We have compiled a unique list of appropriate family friendly movies that both you and your child can enjoy together. The following movies all contain positive messaging, positive role models and representations, as well as limited exposure to drinking, drugs, smoking and foul language. Keeping in tradition with the Meeting House way, each movie also has a built in SEL component, whether it deals with demonstrating empathy, relationship skills, social awareness or other important SEL related themes. We hope the following movies will inspire rich and meaningful conversation with you and your child.
An animated musical adventure about a small group of Yetis who try to prove the existence of humans. The movie is age-appropriate for younger viewers but does have a lot of physical/slapstick comedy (including many falls from great heights, all of which are survived) and a couple of cases in which dart guns with sedatives are shot.
The movie strongly promotes the ideas of appreciating traditions but questioning the status quo, thinking outside the box, staying true to your ideals, and giving those unlike you a chance. In other words, it promotes curiosity, communication, and integrity.
An uplifting documentary about people who have developmental or intellectual disabilities (including autism, Down syndrome, and very low IQ) persevering and making the most of opportunities to live fulfilling lives. They encounter many challenges and difficulties, which might require explaining to younger viewers (which could be a good thing), including some tough issues of self-determination.

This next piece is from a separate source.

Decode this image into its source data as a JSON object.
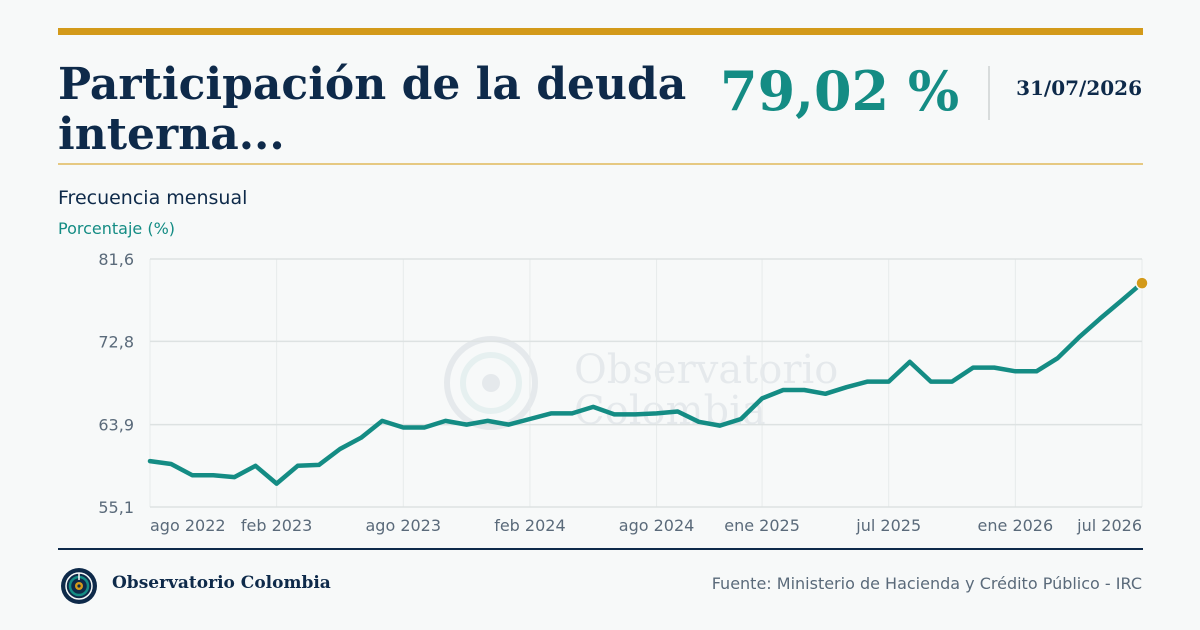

The movie teaches us about the value of showing empathy, perspective taking, as well as the importance of friendship and familial bonds.
Pick of the Litter
An upbeat documentary about training dogs to be service companions for the blind. While it's not specifically aimed at kids, it's appropriate enough for viewers of most ages. The tone is definitely positive, but kids might be a little sad when puppies get "cut" from the program and/or change ownership. The idea of losing a pet, or when someone who is loved leaves and doesn’t come back, can be upsetting.
Kids will learn a lot from watching -- both about how the guide dog program works and about the issues that sight-challenged people deal with regularly. The latter in particular will encourage kids' empathy and expand their understanding. The movie is also a wonderful way to open up a dialogue about community service and the importance of teamwork.
Now a family man living in London — Christopher receives a surprise visit from his old childhood pal, Winnie-the-Pooh. With Christopher's help, Pooh embarks on a journey to find his friends — Tigger, Eeyore, Owl, Piglet, Rabbit, Kanga and Roo. Once reunited, the lovable bear and the gang travel to the big city to help Christopher rediscover the joy of life.
There's a strong theme of being grateful for your life/those you love, as well as the importance of compassion, teamwork, play, friendship, imagination, and parent-child relationships.
A documentary that will strike a chord with many parents. It explores how teens interact with each other using electronic device (smartphones, computers, social media, etc.) and looks at whether parents can — or should — try to limit or control this behavior.
Many experts share their thoughts on the topics the movie covers, which include tech addiction, violent video games(some clips from the games are shown), digital citizenship, and more. It's sure to prompt conversations about family communication and responsible tech use if kids and parents watch together.